I subscribed then to a number of magazines – magazines of news and cultural interest, mostly, with some hobby publications among them … and catalogues. Oh, I got catalogs – so many that the post office clerks swore that sometimes they had to wedge my mail into my post box with the aid of a crowbar. There were just so many things that weren’t available to  us through the exchange, or on the local economy. Clothing, books, household goods, hobby materials and supplies, small furniture kits, movies … even certain food items – anything the least bit non-standard had to come by catalog mail order. (In the case of Greenland, there was no local economy, only the souvenir booth on the Danish side of the runway, and the little trading post store, which was about  the size of a corner minimart.)
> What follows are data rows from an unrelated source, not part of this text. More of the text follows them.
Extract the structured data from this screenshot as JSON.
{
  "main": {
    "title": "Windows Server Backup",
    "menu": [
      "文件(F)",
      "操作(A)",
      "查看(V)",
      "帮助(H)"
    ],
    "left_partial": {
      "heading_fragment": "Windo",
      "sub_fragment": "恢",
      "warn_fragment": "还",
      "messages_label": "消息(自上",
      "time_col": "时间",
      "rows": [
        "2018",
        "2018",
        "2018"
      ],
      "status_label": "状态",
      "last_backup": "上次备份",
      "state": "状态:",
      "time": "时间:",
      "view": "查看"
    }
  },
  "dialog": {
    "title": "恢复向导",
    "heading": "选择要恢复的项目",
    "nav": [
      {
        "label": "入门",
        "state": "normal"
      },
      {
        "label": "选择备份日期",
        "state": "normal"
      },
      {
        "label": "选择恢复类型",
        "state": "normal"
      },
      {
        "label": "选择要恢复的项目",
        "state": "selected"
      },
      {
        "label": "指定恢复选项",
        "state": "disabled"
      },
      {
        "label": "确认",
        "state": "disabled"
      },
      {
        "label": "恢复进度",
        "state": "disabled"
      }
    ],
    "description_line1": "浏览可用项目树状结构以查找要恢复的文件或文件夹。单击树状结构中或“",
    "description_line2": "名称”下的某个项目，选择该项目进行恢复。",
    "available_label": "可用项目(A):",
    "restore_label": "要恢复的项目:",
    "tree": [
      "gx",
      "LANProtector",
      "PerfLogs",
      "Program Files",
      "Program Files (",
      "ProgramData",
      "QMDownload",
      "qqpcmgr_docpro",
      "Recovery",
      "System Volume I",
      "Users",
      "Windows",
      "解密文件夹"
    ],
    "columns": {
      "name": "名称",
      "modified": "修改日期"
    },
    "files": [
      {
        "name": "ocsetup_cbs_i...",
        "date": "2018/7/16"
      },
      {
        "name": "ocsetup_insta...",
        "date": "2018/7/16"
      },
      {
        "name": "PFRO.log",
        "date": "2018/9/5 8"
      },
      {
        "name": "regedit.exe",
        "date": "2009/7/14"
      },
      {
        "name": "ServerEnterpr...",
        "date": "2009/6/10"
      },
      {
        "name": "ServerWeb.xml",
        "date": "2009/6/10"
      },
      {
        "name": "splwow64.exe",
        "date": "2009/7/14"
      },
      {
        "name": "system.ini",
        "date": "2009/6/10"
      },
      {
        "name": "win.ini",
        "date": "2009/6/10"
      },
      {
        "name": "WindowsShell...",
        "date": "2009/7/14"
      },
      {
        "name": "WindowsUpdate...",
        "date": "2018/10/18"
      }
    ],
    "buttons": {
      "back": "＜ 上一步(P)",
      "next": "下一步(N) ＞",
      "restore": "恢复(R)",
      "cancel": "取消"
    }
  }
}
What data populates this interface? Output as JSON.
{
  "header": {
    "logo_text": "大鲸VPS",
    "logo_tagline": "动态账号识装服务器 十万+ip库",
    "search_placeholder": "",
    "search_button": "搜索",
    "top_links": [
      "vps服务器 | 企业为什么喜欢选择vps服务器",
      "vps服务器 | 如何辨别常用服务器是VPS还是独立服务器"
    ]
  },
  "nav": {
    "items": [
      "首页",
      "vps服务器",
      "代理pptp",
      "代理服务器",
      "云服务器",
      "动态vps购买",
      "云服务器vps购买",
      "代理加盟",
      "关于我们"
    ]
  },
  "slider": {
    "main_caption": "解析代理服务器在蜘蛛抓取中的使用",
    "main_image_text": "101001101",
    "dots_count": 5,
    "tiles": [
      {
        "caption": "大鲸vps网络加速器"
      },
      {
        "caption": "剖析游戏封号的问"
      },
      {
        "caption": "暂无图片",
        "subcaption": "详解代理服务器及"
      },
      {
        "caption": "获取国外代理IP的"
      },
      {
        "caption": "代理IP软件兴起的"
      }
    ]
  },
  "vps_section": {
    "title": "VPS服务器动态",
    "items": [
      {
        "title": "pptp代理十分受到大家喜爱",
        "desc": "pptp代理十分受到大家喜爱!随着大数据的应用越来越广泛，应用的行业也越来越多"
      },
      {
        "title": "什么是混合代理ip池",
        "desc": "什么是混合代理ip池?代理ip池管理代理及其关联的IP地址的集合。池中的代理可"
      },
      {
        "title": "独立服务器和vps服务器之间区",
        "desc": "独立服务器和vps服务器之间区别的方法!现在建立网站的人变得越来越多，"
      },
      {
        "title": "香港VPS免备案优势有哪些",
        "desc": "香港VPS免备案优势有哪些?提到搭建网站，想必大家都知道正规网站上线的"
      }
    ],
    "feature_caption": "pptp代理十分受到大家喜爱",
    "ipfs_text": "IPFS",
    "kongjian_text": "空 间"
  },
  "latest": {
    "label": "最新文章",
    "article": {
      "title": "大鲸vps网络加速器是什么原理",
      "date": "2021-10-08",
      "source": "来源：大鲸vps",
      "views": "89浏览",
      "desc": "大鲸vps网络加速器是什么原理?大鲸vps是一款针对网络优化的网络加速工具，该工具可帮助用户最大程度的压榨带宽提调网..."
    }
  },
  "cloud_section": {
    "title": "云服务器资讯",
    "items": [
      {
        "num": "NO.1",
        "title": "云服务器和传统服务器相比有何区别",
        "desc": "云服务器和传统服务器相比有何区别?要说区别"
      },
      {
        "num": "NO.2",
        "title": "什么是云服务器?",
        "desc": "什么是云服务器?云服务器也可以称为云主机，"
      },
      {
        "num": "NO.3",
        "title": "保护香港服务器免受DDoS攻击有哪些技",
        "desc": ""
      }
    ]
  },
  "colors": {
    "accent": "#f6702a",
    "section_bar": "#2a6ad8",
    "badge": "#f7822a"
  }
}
Of course I was the recipient of catalogs galore, for all the things that couldn’t be obtained locally and for which I had a taste or an interest. One of my very favorite clothing catalogs was the original Banana Republic line, when it was truly a vendor of quirky yet practical travel clothing and accessories. A fair number of their early items were military surplus of all sorts of other militaries, much of which came in color palettes which explored the vibrant spectrum of olive-drab green, tan, brown, gray and dull blue, but which had the benefit of being durable, practical and well-made. The original Banana Republic’s clothing tended to be pricy – rather like LL Bean items of the same era – but ever so worth it in the long run; comfortable, practical fabrics, flattering cuts, and modest – suitable for wear on countries where excessive displays of flesh were not advised – and infinitely variable. The ideal for their kind of traveler, I gathered from their content, was the one who could do a world tour with a single small piece of luggage, and still be comfortably, practically, and tastefully turned out for every possible occasion, from morning trek to see a ruined temple in the jungle to a tea party at an embassy that afternoon. I liked that kind of practicality – liked it very much, although I could only afford a couple of pieces from them. A mid-length khaki drill skirt was one of them, and another was a pair of flat-heeled ballet pumps that I wore all over Europe; the soles were ribbed rubber. Perfect for hiking through places and streets floored with slick stone and cobbles, which – wet or dry – were a hazard. The Banana Republic catalogues were literate, even just fun to read. They stood out among my collection of catalogs for that very reason. I understand that the handful of Banana Republic brick-and-mortar locations were just as spectacular, in décor and design. Alas, I never got to visit one in person. Eventually, the couple who had built the brand sold it to the company which already owned a big nationwide chain and a couple of other brands, and Banana Republic stopped being the quirky, original source for high-quality travel clothing and exotic military surplus. It became just another generic brand of mall-marketed clothes, just like all the other generic, cheaply-manufactured generic mall clothing brands.

I wish that I had kept some of the catalogs, though. Just for sentimental value. Maybe I have – and they are buried out in a box in the garage.